Pero el consumo de procesador es muy alto. Mi Core2 duo E6550 casi no puede con la decodificación, produciéndose una pequeña pausa en la imagen (no en el sonido) cada 2 ó 3 segundos (el intervalo es regular, no he medido el tiempo exacto). PERO, es que kaffeine solamente está usando uno de los dos núcleos, el otro está casi ocioso.
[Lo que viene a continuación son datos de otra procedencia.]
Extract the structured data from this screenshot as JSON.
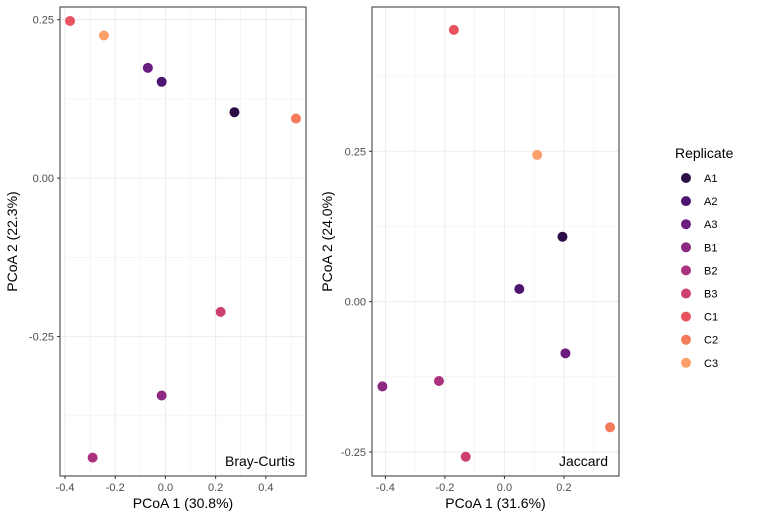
{
  "chart_data": [
    {
      "type": "scatter",
      "panel_label": "Bray-Curtis",
      "xlabel": "PCoA 1 (30.8%)",
      "ylabel": "PCoA 2 (22.3%)",
      "xlim": [
        -0.42,
        0.56
      ],
      "ylim": [
        -0.47,
        0.27
      ],
      "xticks": [
        -0.4,
        -0.2,
        0.0,
        0.2,
        0.4
      ],
      "xtick_labels": [
        "-0.4",
        "-0.2",
        "0.0",
        "0.2",
        "0.4"
      ],
      "yticks": [
        -0.25,
        0.0,
        0.25
      ],
      "ytick_labels": [
        "-0.25",
        "0.00",
        "0.25"
      ],
      "grid": true,
      "points": [
        {
          "replicate": "A1",
          "x": 0.275,
          "y": 0.104
        },
        {
          "replicate": "A2",
          "x": -0.015,
          "y": 0.152
        },
        {
          "replicate": "A3",
          "x": -0.07,
          "y": 0.174
        },
        {
          "replicate": "B1",
          "x": -0.015,
          "y": -0.343
        },
        {
          "replicate": "B2",
          "x": -0.29,
          "y": -0.441
        },
        {
          "replicate": "B3",
          "x": 0.22,
          "y": -0.211
        },
        {
          "replicate": "C1",
          "x": -0.38,
          "y": 0.248
        },
        {
          "replicate": "C2",
          "x": 0.52,
          "y": 0.094
        },
        {
          "replicate": "C3",
          "x": -0.245,
          "y": 0.225
        }
      ]
    },
    {
      "type": "scatter",
      "panel_label": "Jaccard",
      "xlabel": "PCoA 1 (31.6%)",
      "ylabel": "PCoA 2 (24.0%)",
      "xlim": [
        -0.445,
        0.385
      ],
      "ylim": [
        -0.29,
        0.49
      ],
      "xticks": [
        -0.4,
        -0.2,
        0.0,
        0.2
      ],
      "xtick_labels": [
        "-0.4",
        "-0.2",
        "0.0",
        "0.2"
      ],
      "yticks": [
        -0.25,
        0.0,
        0.25
      ],
      "ytick_labels": [
        "-0.25",
        "0.00",
        "0.25"
      ],
      "grid": true,
      "points": [
        {
          "replicate": "A1",
          "x": 0.195,
          "y": 0.108
        },
        {
          "replicate": "A2",
          "x": 0.05,
          "y": 0.021
        },
        {
          "replicate": "A3",
          "x": 0.205,
          "y": -0.086
        },
        {
          "replicate": "B1",
          "x": -0.41,
          "y": -0.141
        },
        {
          "replicate": "B2",
          "x": -0.22,
          "y": -0.132
        },
        {
          "replicate": "B3",
          "x": -0.13,
          "y": -0.258
        },
        {
          "replicate": "C1",
          "x": -0.17,
          "y": 0.452
        },
        {
          "replicate": "C2",
          "x": 0.355,
          "y": -0.209
        },
        {
          "replicate": "C3",
          "x": 0.11,
          "y": 0.244
        }
      ]
    }
  ],
  "legend": {
    "title": "Replicate",
    "placement": "right",
    "items": [
      {
        "label": "A1",
        "color": "#2a0e45"
      },
      {
        "label": "A2",
        "color": "#4d1470"
      },
      {
        "label": "A3",
        "color": "#6b1d7f"
      },
      {
        "label": "B1",
        "color": "#8c2981"
      },
      {
        "label": "B2",
        "color": "#ab317d"
      },
      {
        "label": "B3",
        "color": "#cd3f71"
      },
      {
        "label": "C1",
        "color": "#e9525f"
      },
      {
        "label": "C2",
        "color": "#f47a5c"
      },
      {
        "label": "C3",
        "color": "#fb9f6a"
      }
    ]
  }
}
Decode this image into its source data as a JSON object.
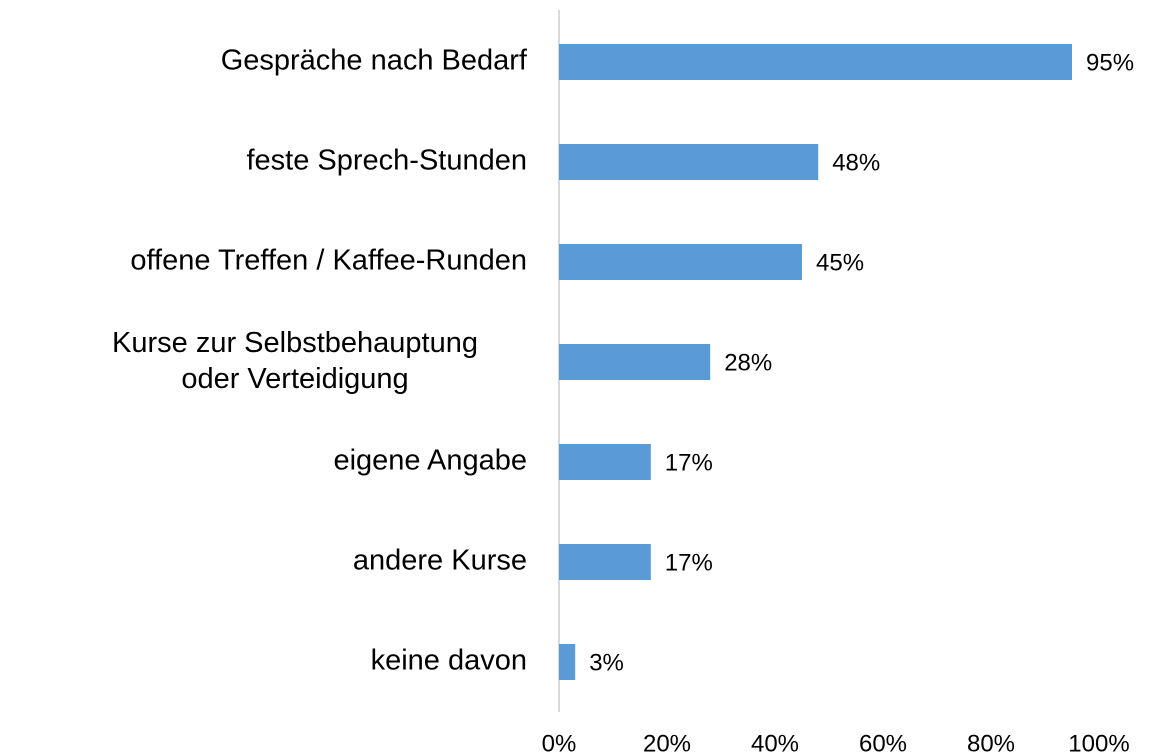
{
  "chart_data": {
    "type": "bar",
    "orientation": "horizontal",
    "categories": [
      "Gespräche nach Bedarf",
      "feste Sprech-Stunden",
      "offene Treffen / Kaffee-Runden",
      "Kurse zur Selbstbehauptung\noder Verteidigung",
      "eigene Angabe",
      "andere Kurse",
      "keine davon"
    ],
    "values": [
      95,
      48,
      45,
      28,
      17,
      17,
      3
    ],
    "value_labels": [
      "95%",
      "48%",
      "45%",
      "28%",
      "17%",
      "17%",
      "3%"
    ],
    "color": "#5b9bd5",
    "xlim": [
      0,
      100
    ],
    "xticks": [
      {
        "value": 0,
        "label": "0%"
      },
      {
        "value": 20,
        "label": "20%"
      },
      {
        "value": 40,
        "label": "40%"
      },
      {
        "value": 60,
        "label": "60%"
      },
      {
        "value": 80,
        "label": "80%"
      },
      {
        "value": 100,
        "label": "100%"
      }
    ],
    "grid": false
  }
}
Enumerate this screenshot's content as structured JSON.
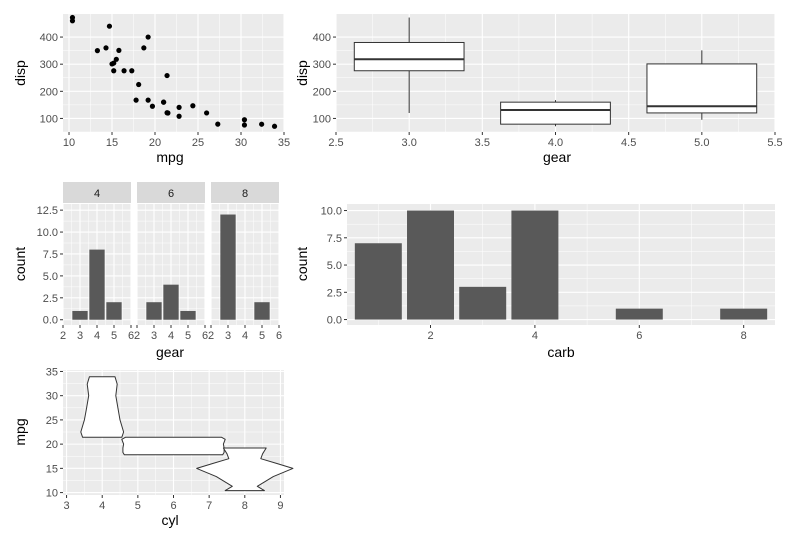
{
  "chart_data": [
    {
      "id": "scatter",
      "type": "scatter",
      "xlabel": "mpg",
      "ylabel": "disp",
      "xlim": [
        9.3,
        35
      ],
      "ylim": [
        50,
        485
      ],
      "x_ticks": [
        10,
        15,
        20,
        25,
        30,
        35
      ],
      "y_ticks": [
        100,
        200,
        300,
        400
      ],
      "point_color": "#000000",
      "points": [
        [
          21.0,
          160
        ],
        [
          21.0,
          160
        ],
        [
          22.8,
          108
        ],
        [
          21.4,
          258
        ],
        [
          18.7,
          360
        ],
        [
          18.1,
          225
        ],
        [
          14.3,
          360
        ],
        [
          24.4,
          146.7
        ],
        [
          22.8,
          140.8
        ],
        [
          19.2,
          167.6
        ],
        [
          17.8,
          167.6
        ],
        [
          16.4,
          275.8
        ],
        [
          17.3,
          275.8
        ],
        [
          15.2,
          275.8
        ],
        [
          10.4,
          472
        ],
        [
          10.4,
          460
        ],
        [
          14.7,
          440
        ],
        [
          32.4,
          78.7
        ],
        [
          30.4,
          75.7
        ],
        [
          33.9,
          71.1
        ],
        [
          21.5,
          120.1
        ],
        [
          15.5,
          318
        ],
        [
          15.2,
          304
        ],
        [
          13.3,
          350
        ],
        [
          19.2,
          400
        ],
        [
          27.3,
          79
        ],
        [
          26.0,
          120.3
        ],
        [
          30.4,
          95.1
        ],
        [
          15.8,
          351
        ],
        [
          19.7,
          145
        ],
        [
          15.0,
          301
        ],
        [
          21.4,
          121
        ]
      ]
    },
    {
      "id": "boxplot",
      "type": "box",
      "xlabel": "gear",
      "ylabel": "disp",
      "xlim": [
        2.5,
        5.5
      ],
      "ylim": [
        50,
        485
      ],
      "x_ticks": [
        "2.5",
        "3.0",
        "3.5",
        "4.0",
        "4.5",
        "5.0",
        "5.5"
      ],
      "y_ticks": [
        100,
        200,
        300,
        400
      ],
      "boxes": [
        {
          "x": 3,
          "min": 120.1,
          "q1": 275.8,
          "median": 318,
          "q3": 380,
          "max": 472
        },
        {
          "x": 4,
          "min": 71.1,
          "q1": 78.9,
          "median": 130.9,
          "q3": 160,
          "max": 167.6
        },
        {
          "x": 5,
          "min": 95.1,
          "q1": 120.3,
          "median": 145,
          "q3": 301,
          "max": 351
        }
      ]
    },
    {
      "id": "facet_bars",
      "type": "bar",
      "xlabel": "gear",
      "ylabel": "count",
      "xlim": [
        2,
        6
      ],
      "ylim": [
        -0.6,
        13.2
      ],
      "x_ticks": [
        "2",
        "3",
        "4",
        "5",
        "6"
      ],
      "y_ticks": [
        "0.0",
        "2.5",
        "5.0",
        "7.5",
        "10.0",
        "12.5"
      ],
      "bar_color": "#595959",
      "strip_color": "#d9d9d9",
      "panels": [
        {
          "label": "4",
          "categories": [
            3,
            4,
            5
          ],
          "values": [
            1,
            8,
            2
          ]
        },
        {
          "label": "6",
          "categories": [
            3,
            4,
            5
          ],
          "values": [
            2,
            4,
            1
          ]
        },
        {
          "label": "8",
          "categories": [
            3,
            4,
            5
          ],
          "values": [
            12,
            0,
            2
          ]
        }
      ]
    },
    {
      "id": "carb_bars",
      "type": "bar",
      "xlabel": "carb",
      "ylabel": "count",
      "xlim": [
        0.4,
        8.6
      ],
      "ylim": [
        -0.5,
        10.6
      ],
      "x_ticks": [
        2,
        4,
        6,
        8
      ],
      "y_ticks": [
        "0.0",
        "2.5",
        "5.0",
        "7.5",
        "10.0"
      ],
      "bar_color": "#595959",
      "categories": [
        1,
        2,
        3,
        4,
        6,
        8
      ],
      "values": [
        7,
        10,
        3,
        10,
        1,
        1
      ]
    },
    {
      "id": "violin",
      "type": "violin",
      "xlabel": "cyl",
      "ylabel": "mpg",
      "xlim": [
        2.9,
        9.1
      ],
      "ylim": [
        9.5,
        35.3
      ],
      "x_ticks": [
        3,
        4,
        5,
        6,
        7,
        8,
        9
      ],
      "y_ticks": [
        10,
        15,
        20,
        25,
        30,
        35
      ],
      "violins": [
        {
          "x": 4,
          "profile": [
            [
              21.4,
              0.55
            ],
            [
              22.5,
              0.6
            ],
            [
              25.0,
              0.5
            ],
            [
              27.0,
              0.45
            ],
            [
              30.0,
              0.38
            ],
            [
              32.4,
              0.42
            ],
            [
              33.9,
              0.36
            ]
          ]
        },
        {
          "x": 6,
          "profile": [
            [
              17.8,
              1.38
            ],
            [
              18.3,
              1.42
            ],
            [
              19.2,
              1.42
            ],
            [
              20.0,
              1.4
            ],
            [
              21.0,
              1.45
            ],
            [
              21.4,
              1.35
            ]
          ]
        },
        {
          "x": 8,
          "profile": [
            [
              10.4,
              0.55
            ],
            [
              11.3,
              0.35
            ],
            [
              13.3,
              0.8
            ],
            [
              15.0,
              1.35
            ],
            [
              16.0,
              0.9
            ],
            [
              17.0,
              0.45
            ],
            [
              18.0,
              0.5
            ],
            [
              19.2,
              0.6
            ]
          ]
        }
      ]
    }
  ]
}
Por cierto, al sintonizar el canal en HD  la ventana de kaffeine no cabe en la pantalla. Se puede reducir el tamaño de la ventana, pero al ir a cambiar de canal (hay que hacer doble click sobre uno de ellos) al hacer el primer click la ventana vuelve a su enorme tamaño inicial.

----------

## Txema

¿Has probado con mplayer con VDPAU activado?

----------

## pcmaster

No. Como Kaffeine utiliza el motor de Xine, no le prestaba mucha atención a mplayer. La gracia está (acabo de mirarlo) que tengo mplayer compilado con el USE vdpau pero sin soporte dvb. Voya  probar activar el soporte DVB y os cuento.

----------

## Txema

xine también tiene soporte para vdpau, creo que estaba en el overlay berkano

Saludos.

----------

## pcmaster

Recompilado mplayer, kaffeine no lo detecta. Sólo deja elegir el motor de xine. Si lo compilo con soporte gstreamer, entonces sí deja elegir gstreamer como motor de reproducción, pero... ¿sirve con la TDT?

¿Dónde puedo encontrar ese overlay Berkano?

----------

## Txema

pues instalando layman, configurándolo y ejecutando layman -a berkano si no recuerdo mal.

Saludos.

----------

## pcmaster

Bueno, localizado el ebuild gracias a Google en esta página. Estoy compilando.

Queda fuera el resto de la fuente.